I have just come out of a relatively short relationship with a girl I really thought I could settle with. It left me reeling.
We were so good together, but her reasons were that "we argue too much for the honeymoon period" and I am too insecure. Basically we argued once when she thought me saying "I would love to try more things" meant I was saying "You suck in bed and I am not satisfied" but we cleared it up. Then I told her I was a bit uncomfortable with her friendship with a guy she has history with (this guy is in a relationship now), but she asked me if I was ok with them hanging out, I was honest and said I had natural misgivings any guy would have but I trusted her and would suck it up and deal with it, I am NOT a controlling person. She must have smelled neediness, though I don't blame myself or think I did anything majorly wrong.
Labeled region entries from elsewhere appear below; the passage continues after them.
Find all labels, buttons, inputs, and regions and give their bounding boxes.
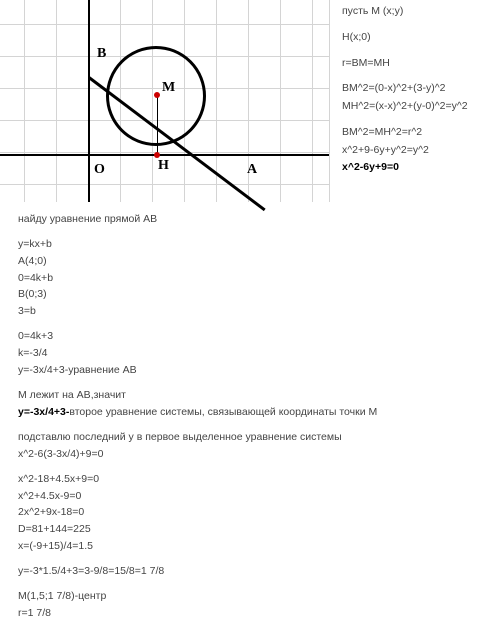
- line: x^2-18+4.5x+9=0: [18, 472, 482, 487]
- line: x^2+4.5x-9=0: [18, 489, 482, 504]
- x-axis: [0, 154, 329, 156]
- label-h: H: [158, 158, 169, 174]
- line: 0=4k+b: [18, 271, 482, 286]
- line: 0=4k+3: [18, 329, 482, 344]
- label-b: B: [97, 46, 106, 62]
- line: x=(-9+15)/4=1.5: [18, 539, 482, 554]
- label-a: A: [247, 162, 257, 178]
- line: A(4;0): [18, 254, 482, 269]
- line: y=-3x/4+3-второе уравнение системы, связ…: [18, 405, 482, 420]
- point-m: [154, 92, 160, 98]
- line: x^2+9-6y+y^2=y^2: [342, 143, 468, 159]
- line: y=kx+b: [18, 237, 482, 252]
- line: BM^2=MH^2=r^2: [342, 125, 468, 141]
- span: второе уравнение системы, связывающей ко…: [69, 406, 377, 418]
- line-bold: x^2-6y+9=0: [342, 160, 468, 176]
- line: H(x;0): [342, 30, 468, 46]
- bold-span: y=-3x/4+3-: [18, 406, 69, 418]
- label-o: O: [94, 162, 105, 178]
- line: М лежит на АВ,значит: [18, 388, 482, 403]
- right-derivation: пусть М (x;y) H(x;0) r=BM=MH BM^2=(0-x)^…: [330, 0, 472, 202]
- line: x^2-6(3-3x/4)+9=0: [18, 447, 482, 462]
- line: B(0;3): [18, 287, 482, 302]
- line: найду уравнение прямой АВ: [18, 212, 482, 227]
- line: подставлю последний y в первое выделенно…: [18, 430, 482, 445]
- line: D=81+144=225: [18, 522, 482, 537]
- line: y=-3x/4+3-уравнение АВ: [18, 363, 482, 378]
- line: BM^2=(0-x)^2+(3-y)^2: [342, 81, 468, 97]
- line: k=-3/4: [18, 346, 482, 361]
- line: y=-3*1.5/4+3=3-9/8=15/8=1 7/8: [18, 564, 482, 579]
- line: 2x^2+9x-18=0: [18, 505, 482, 520]
- line: 3=b: [18, 304, 482, 319]
- line: M(1,5;1 7/8)-центр: [18, 589, 482, 604]
- y-axis: [88, 0, 90, 202]
- line: r=BM=MH: [342, 56, 468, 72]
- line: r=1 7/8: [18, 606, 482, 621]
- diagram-grid: B M O H A: [0, 0, 330, 202]
- line: пусть М (x;y): [342, 4, 468, 20]
- label-m: M: [162, 80, 175, 96]
- solution-body: найду уравнение прямой АВ y=kx+b A(4;0) …: [0, 202, 500, 633]
- segment-mh: [157, 95, 158, 157]
- line: MH^2=(x-x)^2+(y-0)^2=y^2: [342, 99, 468, 115]
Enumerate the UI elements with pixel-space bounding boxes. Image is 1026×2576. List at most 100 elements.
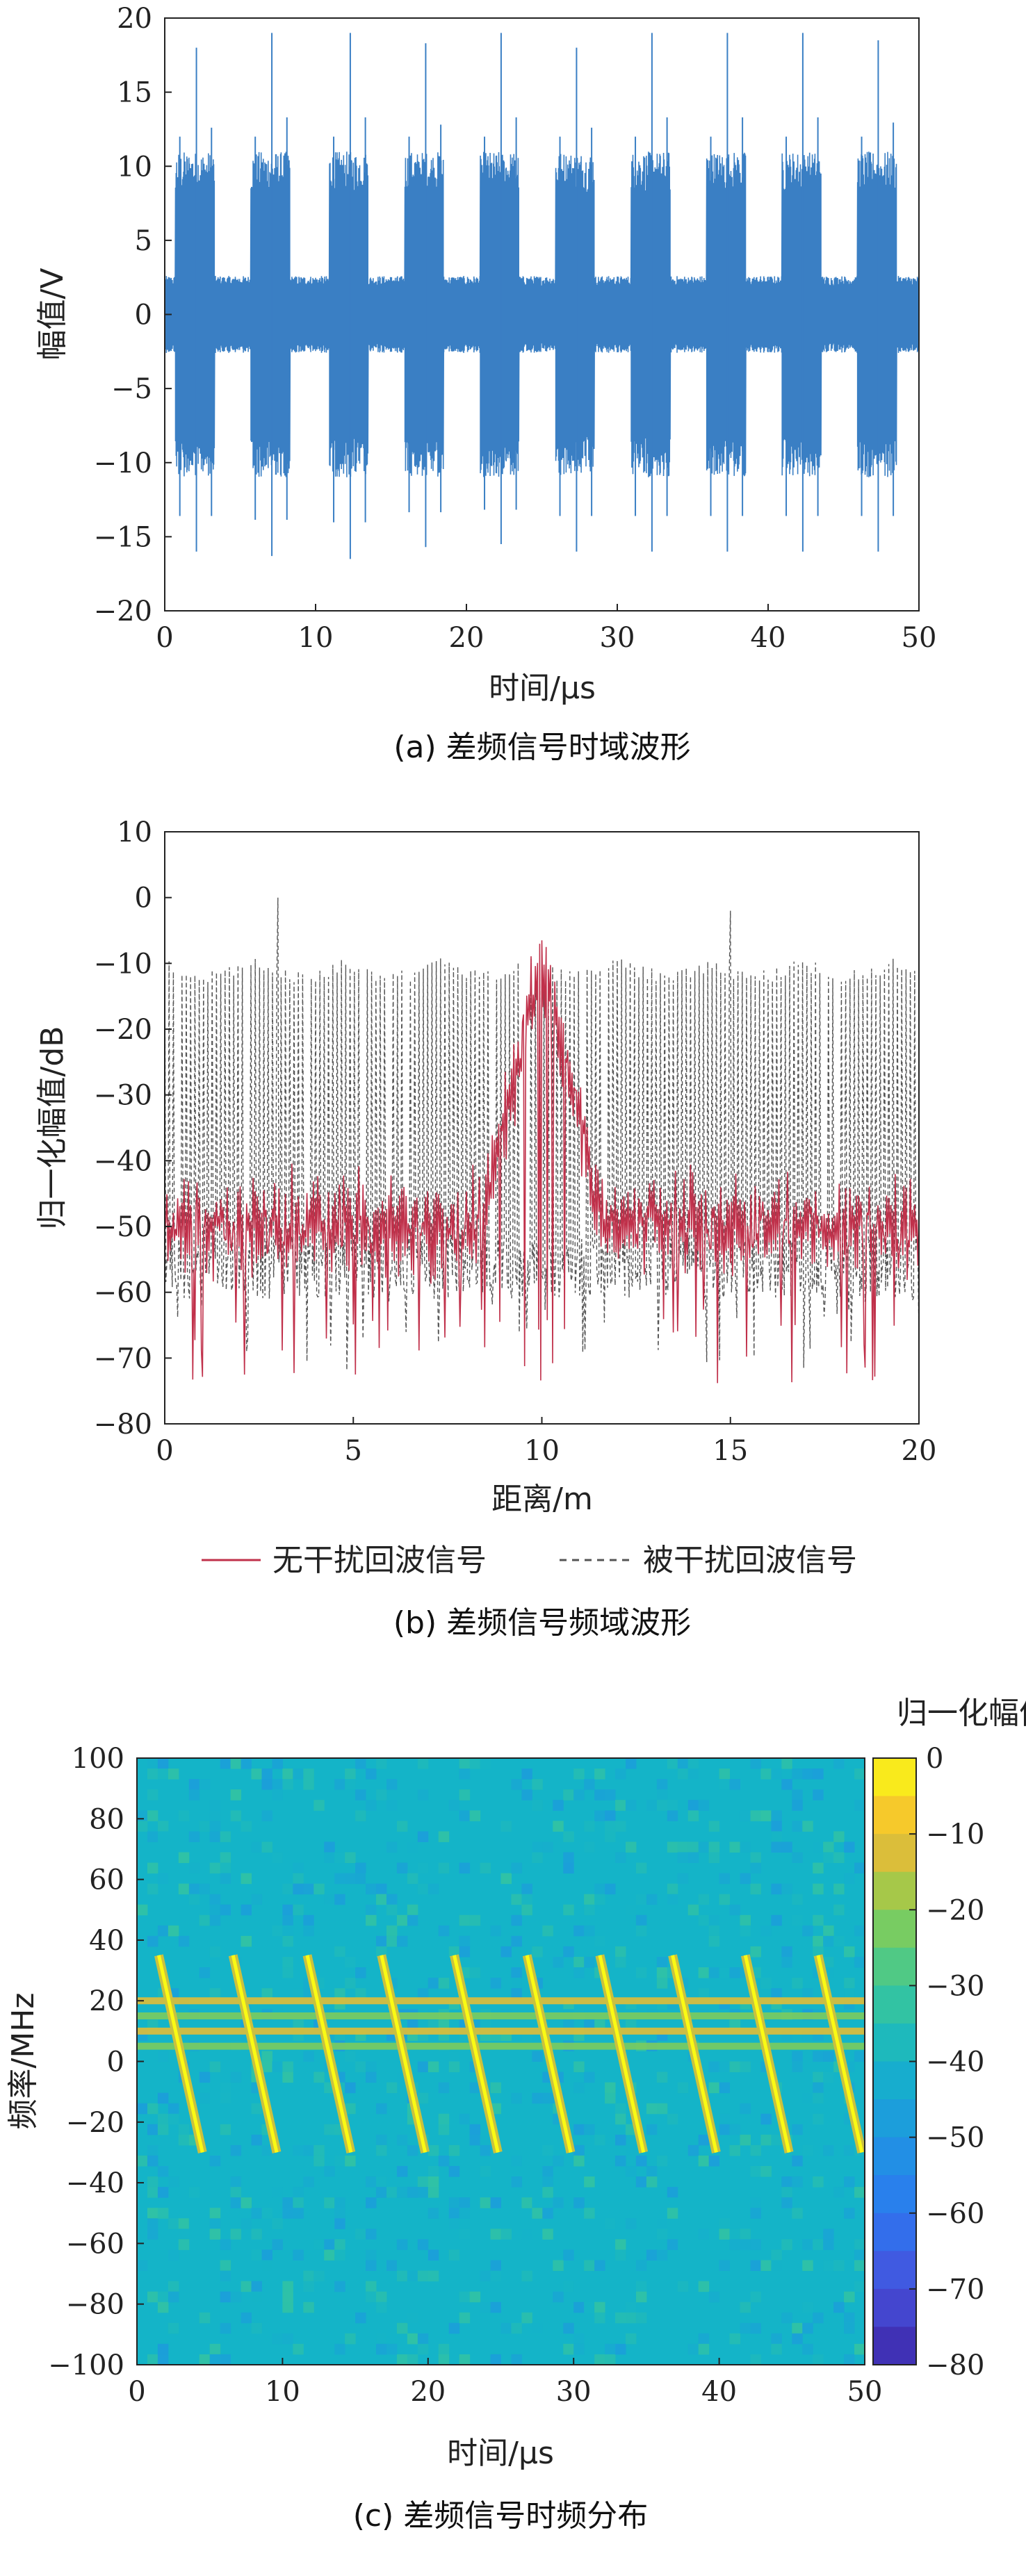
- c-heatmap-cell: [781, 1841, 792, 1853]
- c-heatmap-cell: [605, 1831, 616, 1842]
- c-colorbar-tick-label: −20: [926, 1894, 984, 1926]
- c-heatmap-cell: [324, 1841, 335, 1853]
- c-heatmap-cell: [386, 1935, 398, 1947]
- c-heatmap-cell: [677, 1841, 689, 1853]
- c-heatmap-cell: [719, 2124, 731, 2135]
- c-heatmap-cell: [282, 1769, 293, 1780]
- c-heatmap-cell: [708, 1841, 720, 1853]
- a-x-axis-label: 时间/μs: [489, 671, 596, 706]
- c-heatmap-cell: [584, 1779, 595, 1790]
- c-heatmap-cell: [147, 1935, 158, 1947]
- c-colorbar: 0 −10 −20 −30 −40 −50 −60 −70 −80: [873, 1743, 984, 2381]
- b-y-tick-label: −80: [94, 1409, 152, 1441]
- c-heatmap-cell: [719, 1779, 731, 1790]
- c-heatmap-cell: [532, 2322, 543, 2334]
- c-heatmap-cell: [334, 2249, 345, 2261]
- c-heatmap-cell: [407, 2312, 418, 2324]
- c-heatmap-cell: [490, 2229, 501, 2240]
- c-heatmap-cell: [760, 1810, 772, 1821]
- c-heatmap-cell: [366, 2291, 377, 2303]
- c-heatmap-cell: [521, 1883, 532, 1895]
- c-heatmap-cell: [345, 2155, 356, 2167]
- c-heatmap-cell: [687, 1852, 699, 1864]
- c-heatmap-cell: [813, 1883, 824, 1895]
- c-heatmap-cell: [251, 2249, 262, 2261]
- c-heatmap-cell: [293, 2249, 304, 2261]
- c-heatmap-cell: [261, 2061, 272, 2073]
- c-heatmap-cell: [157, 2291, 169, 2303]
- c-heatmap-cell: [750, 2208, 761, 2219]
- c-heatmap-cell: [792, 2333, 803, 2345]
- c-heatmap-cell: [813, 1935, 824, 1947]
- c-heatmap-cell: [324, 1894, 335, 1905]
- c-heatmap-cell: [625, 2218, 637, 2229]
- c-heatmap-cell: [272, 1852, 283, 1864]
- c-colorbar-tick-label: −50: [926, 2122, 984, 2154]
- c-heatmap-cell: [667, 1894, 678, 1905]
- c-heatmap-cell: [823, 1904, 834, 1916]
- c-heatmap-cell: [147, 1883, 158, 1895]
- c-heatmap-cell: [792, 2155, 803, 2167]
- c-heatmap-cell: [563, 1852, 574, 1864]
- c-heatmap-cell: [209, 2061, 221, 2073]
- c-heatmap-cell: [740, 1810, 751, 1821]
- c-heatmap-cell: [573, 2302, 585, 2313]
- c-heatmap-cell: [635, 2281, 647, 2292]
- c-heatmap-cell: [813, 1914, 824, 1926]
- c-heatmap-cell: [386, 1894, 398, 1905]
- c-heatmap-cell: [386, 2187, 398, 2198]
- c-heatmap-cell: [209, 1821, 221, 1832]
- c-heatmap-cell: [615, 1821, 626, 1832]
- b-series-jammed-line: [165, 897, 919, 1370]
- c-heatmap-cell: [625, 1904, 637, 1916]
- c-chirp-line: [305, 1955, 353, 2153]
- c-y-tick-label: 20: [89, 1985, 124, 2017]
- c-heatmap-cell: [448, 2249, 460, 2261]
- c-heatmap-cell: [251, 2208, 262, 2219]
- c-heatmap-cell: [334, 1852, 345, 1864]
- c-heatmap-cell: [490, 2270, 501, 2282]
- c-heatmap-cell: [511, 1988, 522, 1999]
- c-heatmap-cell: [272, 2333, 283, 2345]
- c-heatmap-cell: [844, 1978, 855, 1989]
- c-heatmap-cell: [396, 2322, 408, 2334]
- c-heatmap-cell: [345, 2103, 356, 2115]
- c-heatmap-cell: [656, 2155, 668, 2167]
- c-heatmap-cell: [137, 2260, 148, 2272]
- c-heatmap-cell: [448, 1800, 460, 1811]
- c-heatmap-cell: [376, 1883, 387, 1895]
- c-heatmap-cell: [740, 1925, 751, 1937]
- c-chirp-line: [453, 1955, 500, 2153]
- c-heatmap-cell: [147, 1810, 158, 1821]
- b-spectra: [165, 897, 919, 1384]
- c-heatmap-cell: [625, 2333, 637, 2345]
- c-heatmap-cell: [802, 2260, 813, 2272]
- c-heatmap-cell: [251, 2229, 262, 2240]
- a-y-tick-label: −5: [111, 373, 152, 405]
- c-heatmap-cell: [345, 1769, 356, 1780]
- c-heatmap-cell: [303, 2144, 314, 2156]
- c-heatmap-cell: [573, 2124, 585, 2135]
- c-heatmap-cell: [698, 1841, 710, 1853]
- c-heatmap-cell: [823, 2239, 834, 2250]
- c-heatmap-cell: [573, 2113, 585, 2125]
- c-heatmap-cell: [542, 2187, 553, 2198]
- c-heatmap-cell: [157, 1821, 169, 1832]
- c-heatmap-cell: [573, 1967, 585, 1978]
- c-heatmap-cell: [480, 2134, 491, 2146]
- c-heatmap-cell: [521, 2270, 532, 2282]
- c-heatmap-cell: [656, 2229, 668, 2240]
- c-heatmap-cell: [417, 2270, 429, 2282]
- c-heatmap-cell: [771, 1988, 782, 1999]
- c-heatmap-cell: [376, 1789, 387, 1800]
- c-heatmap-cell: [469, 1967, 481, 1978]
- c-heatmap-cell: [833, 2302, 845, 2313]
- c-heatmap-cell: [396, 2166, 408, 2177]
- c-heatmap-cell: [542, 1925, 553, 1937]
- c-heatmap-cell: [521, 2312, 532, 2324]
- c-heatmap-cell: [500, 2343, 512, 2355]
- c-heatmap-cell: [303, 2051, 314, 2062]
- c-x-tick-label: 40: [701, 2376, 737, 2408]
- c-heatmap-cell: [157, 2187, 169, 2198]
I must have given off more needy vibes somehow, apparently she feels in addition to our relationship getting too heated she feels she worries about upsetting me constantly and she can't be herself. The dumping at 4am made me feel she must have done something guilty, but she vehemently denied this and it is against my judgement of her character since it took me a month and a half to sleep with her and she is an all round good girl, she told me that she couldn't bare to wait to do it in person and she is very shy, doesn't make it suck any less. But you can never be sure, I would rather not know or think about it. I am just sharing what happened to unload the pressure of keeping it to myself. She also told me "You don't trust me or like me enough and you know I'm not lying deep down, I want to settle down and have kids someday but you don't trust me" I told her to stop telling me how I feel and that I was down with laying a foundation for a serious relationship, I was committed basically.
I didn't beg or plead, though things got a bit emotional and I said that I cannot believe she is just throwing it all away when we seemed so good and people argue and you work through that and no relationship is perfect. But I stopped attempting rational arguments since they are futile. She has made up her mind, I thought things were slightly cooler after an argument but never saw this coming. I've accepted the decision and have been no contact since sunday afternoon. Again, she says everything became too much for her and I do believe her and I think this reeks of insecurity on her part, but what can I do? I can't change anything that happened.
She fed me the false hope shit like "Maybe its not for good, but we need space right now" but I was having none of it. Told her I couldn't be friends with her as it is less than what I want and would be too painful.
My last words were along the lines of "I thought we had something good, but this is your decision and I am accepting it, smart people move forward, only fools wait around looking for answers. Take care of yourself but I am getting on with my life without you in it" To which she said she would miss me, but whatever.
Sorry if this is all rambled nonsense, but I thought I would just share, writing it out can be therapeutic and I actually feel fine 90% of the time since I know I can't pick at the wound and have no means of contacting her. It's easy to go into NC with the hope that it will win her back, I don't think that will happen and I am not expecting it. I am getting over this girl and moving on and NC is the best way.
She must have been thinking about it for a while, things seemed to cool off a little with a hectic work schedule but damn I didn't expect it. I think I definitely pushed her away a little, but I am not blaming myself, it's a part of life and it sucks, but I know I will be fine.
There are many more nuances that I can't express easily, I think its a combination of things, and I can be a bit needy when I get serious and I have a certain naivete about relationships.